C++/Count the number of occurrences of a word in string
Hi, Im trying to learn C++. Im a beginner. I have written a code to count the number of occurrences of a letter in a string. But Im not sure how to count the number of occurrences of a word in string.
For example, this is my string:
"Hello there, take care and be happy and smile"
I use this code to count the letter 't'. and the output is 2.
int countVowels(char str)
int count = 0, k = 0;
while (str[k] != '\0')
if (str[k] == 't')
How do I count how many 'and's in the string? I used the same code and change the 't' to 'and' but the output is 0.
thank you in advance!
Well I would say for a start that you are learning C rather than C++ - or those parts of C++ inherited from C.
Secondly, if you are trying to count vowels why are you in fact counting lowercase 't'? Maybe the function should be called countLowerTees or something?
Now counting words can be tricky - I mean how do you define a word?
Count the occurrences of "and" in:
Should the result be 0, 2 or 3?
"hand and band"
"There were blue and green and, to make it hard we used punctuation"
So first decide how you wish to break your string into words, break it into words, then compare a each word against your required word, for which you can use the C (and C++) standard library function strcmp. Here is a code snippet modified from your original posting:
char * pWord = GetWord( str );
while ( pWord != NULL )
if ( 0==strcmp( pWord, "and") )
pWord = GetWord( NULL );
strcmp returns 0 if both strings match (meaning no difference). It returns a value < 0 if the first string is lexicographically less than the second and value > 0 if the first string is lexicographically greater than the second.

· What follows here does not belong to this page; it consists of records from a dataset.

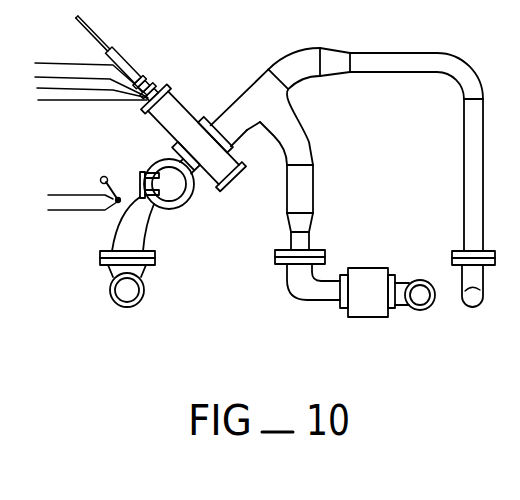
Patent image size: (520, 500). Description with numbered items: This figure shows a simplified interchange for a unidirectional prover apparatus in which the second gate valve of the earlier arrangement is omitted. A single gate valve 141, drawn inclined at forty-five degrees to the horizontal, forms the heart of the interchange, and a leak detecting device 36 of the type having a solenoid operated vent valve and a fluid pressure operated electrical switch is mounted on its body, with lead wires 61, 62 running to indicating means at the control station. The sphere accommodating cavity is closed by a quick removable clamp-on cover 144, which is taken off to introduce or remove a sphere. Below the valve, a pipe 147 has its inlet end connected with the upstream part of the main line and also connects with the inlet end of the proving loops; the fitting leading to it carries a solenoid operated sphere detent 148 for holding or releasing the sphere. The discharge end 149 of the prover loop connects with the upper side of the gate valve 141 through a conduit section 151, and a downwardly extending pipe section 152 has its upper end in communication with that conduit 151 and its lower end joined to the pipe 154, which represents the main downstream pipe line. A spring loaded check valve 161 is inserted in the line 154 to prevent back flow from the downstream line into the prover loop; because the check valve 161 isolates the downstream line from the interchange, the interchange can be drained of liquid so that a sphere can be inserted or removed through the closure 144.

The leak detecting device 36 is at (154, 86).
The lead wire 61 is at (65, 101).
The lead wire 62 is at (67, 64).
The first gate valve 141 is at (181, 118).
The quick removable clamp-on cover 144 is at (179, 214).
The pipe 147 is at (146, 294).
The solenoid operated sphere detent 148 is at (119, 177).
The discharge end of the prover loop 149 is at (478, 55).
The conduit section 151 is at (293, 53).
The downwardly extending pipe section 152 is at (307, 137).
The pipe 154 is at (432, 307).
The check valve 161 is at (377, 267).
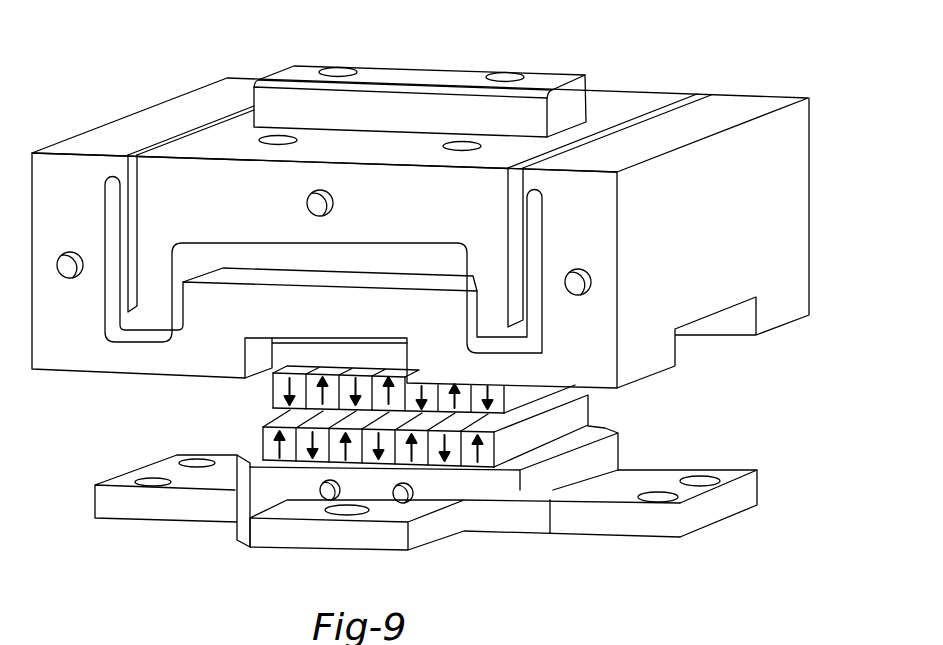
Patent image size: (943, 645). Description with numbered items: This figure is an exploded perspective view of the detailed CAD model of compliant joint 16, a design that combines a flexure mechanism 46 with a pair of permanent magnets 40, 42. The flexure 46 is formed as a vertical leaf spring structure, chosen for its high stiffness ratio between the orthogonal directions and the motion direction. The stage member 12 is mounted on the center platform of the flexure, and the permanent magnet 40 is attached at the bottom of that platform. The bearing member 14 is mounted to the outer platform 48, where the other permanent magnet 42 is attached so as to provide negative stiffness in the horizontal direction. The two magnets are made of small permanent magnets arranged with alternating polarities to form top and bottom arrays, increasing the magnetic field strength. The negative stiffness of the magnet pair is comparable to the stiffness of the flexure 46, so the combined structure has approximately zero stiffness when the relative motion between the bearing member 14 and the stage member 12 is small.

The stage member 12 is at (633, 100).
The bearing member 14 is at (630, 520).
The compliant joint 16 is at (802, 396).
The permanent magnet 40 is at (524, 394).
The permanent magnet 42 is at (548, 430).
The flexure mechanism 46 is at (532, 213).
The outer platform 48 is at (785, 209).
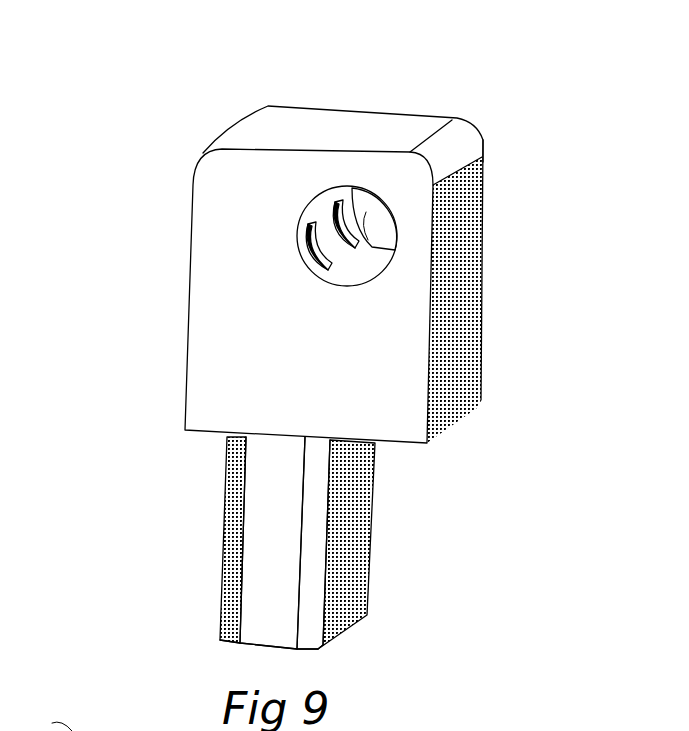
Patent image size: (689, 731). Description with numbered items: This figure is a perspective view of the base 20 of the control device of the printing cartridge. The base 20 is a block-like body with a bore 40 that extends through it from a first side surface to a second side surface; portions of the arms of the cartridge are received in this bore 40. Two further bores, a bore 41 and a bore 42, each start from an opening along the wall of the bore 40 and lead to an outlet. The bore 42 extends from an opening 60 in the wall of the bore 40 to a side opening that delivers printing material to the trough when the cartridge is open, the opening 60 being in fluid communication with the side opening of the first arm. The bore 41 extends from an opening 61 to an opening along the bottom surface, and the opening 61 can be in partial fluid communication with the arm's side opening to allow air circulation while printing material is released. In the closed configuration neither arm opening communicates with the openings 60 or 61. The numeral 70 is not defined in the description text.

The base 20 is at (303, 339).
The head portion 70 is at (478, 372).
The bore 40 is at (317, 194).
The bore 41 is at (371, 290).
The opening 61 is at (297, 230).
The bore 42 is at (313, 257).
The opening 60 is at (375, 226).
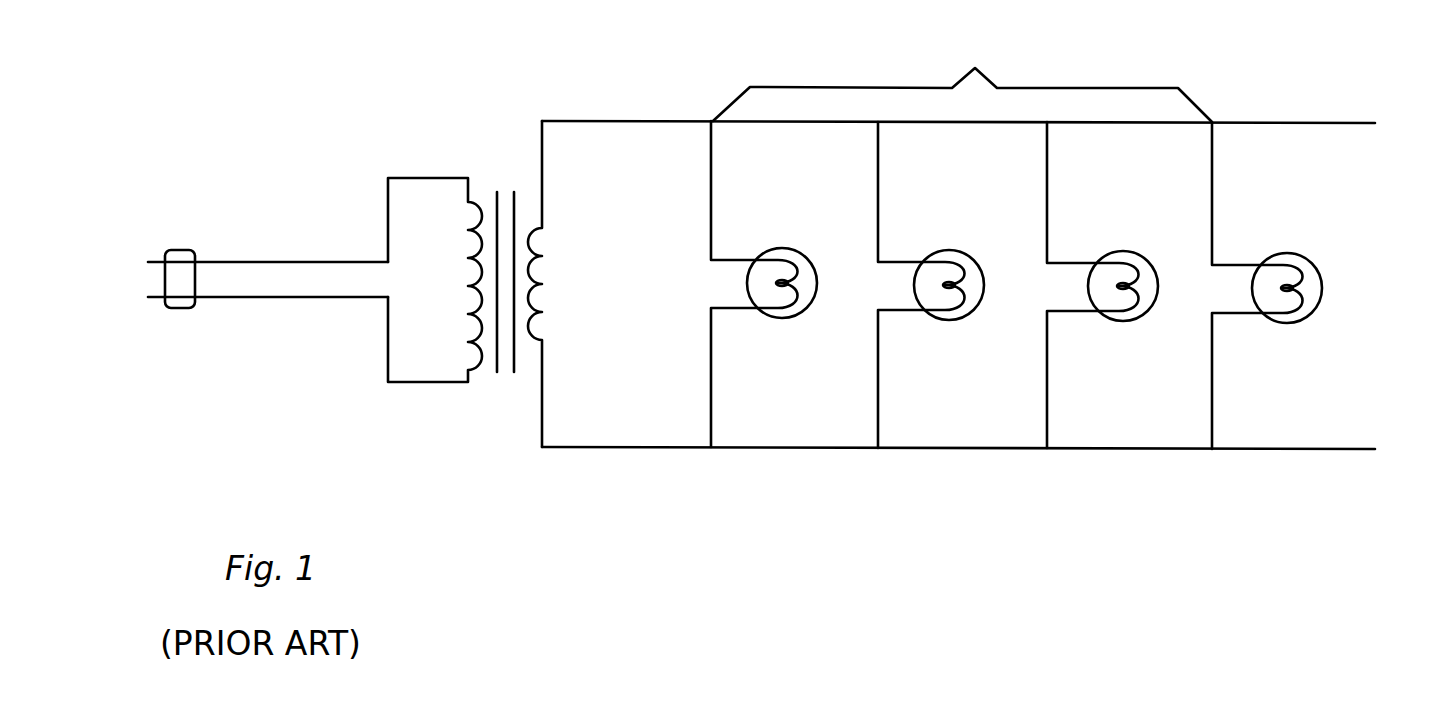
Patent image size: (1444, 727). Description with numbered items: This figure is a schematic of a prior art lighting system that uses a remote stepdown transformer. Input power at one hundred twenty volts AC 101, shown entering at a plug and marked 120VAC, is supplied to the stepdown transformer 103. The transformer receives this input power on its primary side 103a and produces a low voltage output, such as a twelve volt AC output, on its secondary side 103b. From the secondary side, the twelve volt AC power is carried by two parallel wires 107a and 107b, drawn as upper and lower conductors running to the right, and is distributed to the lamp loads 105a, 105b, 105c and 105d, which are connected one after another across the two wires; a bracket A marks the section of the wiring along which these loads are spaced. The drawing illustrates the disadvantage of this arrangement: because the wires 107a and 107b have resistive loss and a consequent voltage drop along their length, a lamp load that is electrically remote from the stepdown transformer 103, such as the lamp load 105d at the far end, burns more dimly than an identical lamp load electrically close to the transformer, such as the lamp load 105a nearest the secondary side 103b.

Now there is a second function that can do the job of GetWord in the above example - it is called strtok and it splits a string into tokens (like words) broken on any of a set of characters provided as a second argument, so we could write GetWord like so:
char * GetWord( char * str )
return strtok( str, " ,;:!.?" );
Notice that str is passes as a non- constant pointer. This indicates that strtok (and therefore GetWord) will modify the passed in string. In fact it writes '\0' characters to the string to temporarily terminate each word at the right point.
I specified a likely selection of characters that may follow the end of a word - such as space, comma, full stop etc - as the second word ending (or delimiting) set of characters.
Now these string functions are declared in a standard header file, called string.h for C or cstring (no .h) for C++. So you have to include it in your program:
In standard C++ the names of C library functions are in both the global namespace and the namespace std (like most of the C++ only standard library names). This will probably not mean much to you yet but may be helpful later!
Now the next question is why are you using C-style strings - meaning arrays of zero terminated character arrays? The C++ standard include a string class std::string which relieves you of many tedious details, although the facilities of strtok are not one of them – ho hum such is life.
Here is a simple example code fragment using the C++ string class:
#include <string> // C++ library include for std::string
("Hello there, take care and be happy and smile");
std::string::size_type and_pos( 0 );
while ( and_pos!=std::string::npos )
and_pos = str.find("and", and_pos );
if ( and_pos != std::string::npos )
and_pos += 3; // start next search after this "and"
Here I have hard coded "and" and its length of 3 - not a good idea. However we could write a function like so:
( std::string const & str, std::string const & word )
std::string::size_type word_pos( 0 );
while ( word_pos!=std::string::npos )
word_pos = str.find(word, word_pos );
if ( word_pos != std::string::npos )
// start next search after this word
word_pos += word.length();
Note that this is fairly easy to at least partially understand with operations on the string objects such as find and length. However this simple example does loose the ability to differentiate and as a whole word or and as part of another word as in hand...
You will have noticed several things about my style of writing C++ - initialising objects using initialiser syntax (i.e. int a(1); instead of int a = 1;). Preferring pre-increment (++a) (and decrement) to post increment (a++) (and decrement). And of course the use of fully qualified names - that is, ones using :: to specify the parts of the name in the various namespaces. Namespaces are created by using namespace or when defining a class - so the C++ string class is a name in the std namespace and it contains the names npos and size_type - hence std::string::npos and std::string:size_type.
In fact the standard C++ library contains a great many useful things such as collection classes for various types of collections such as lists and vectors, algorithms to perform operations on such collections such as sort or find, and input / output streams to read and write to files, consoles and other things such as strings. I suggest you get acquainted with it as well as the core language. You might try Accelerated C++ by Koenig and Moo - however I have heard that this book is better for people who have some experience with programming already so maybe a new book called "You Can Do It - A Beginner's Introduction to Computer Programming" by Francis Glassborow and Roberta Allen.
As to other sources of information. A good place to start is the ACCU site at http://www.accu.org
- they have a book reviews section and resource links as well as mentored development areas for members.
You might like to look at the C++ links at:
However I cannot vouch for the quality of anything you find there - some I know of such as the "The On-Line C++ FAQ" by Marshall Cline on the parashift site, and indeed is the first place you are directed to before posting a question on the comp.lang.c++.moderated newsgroup.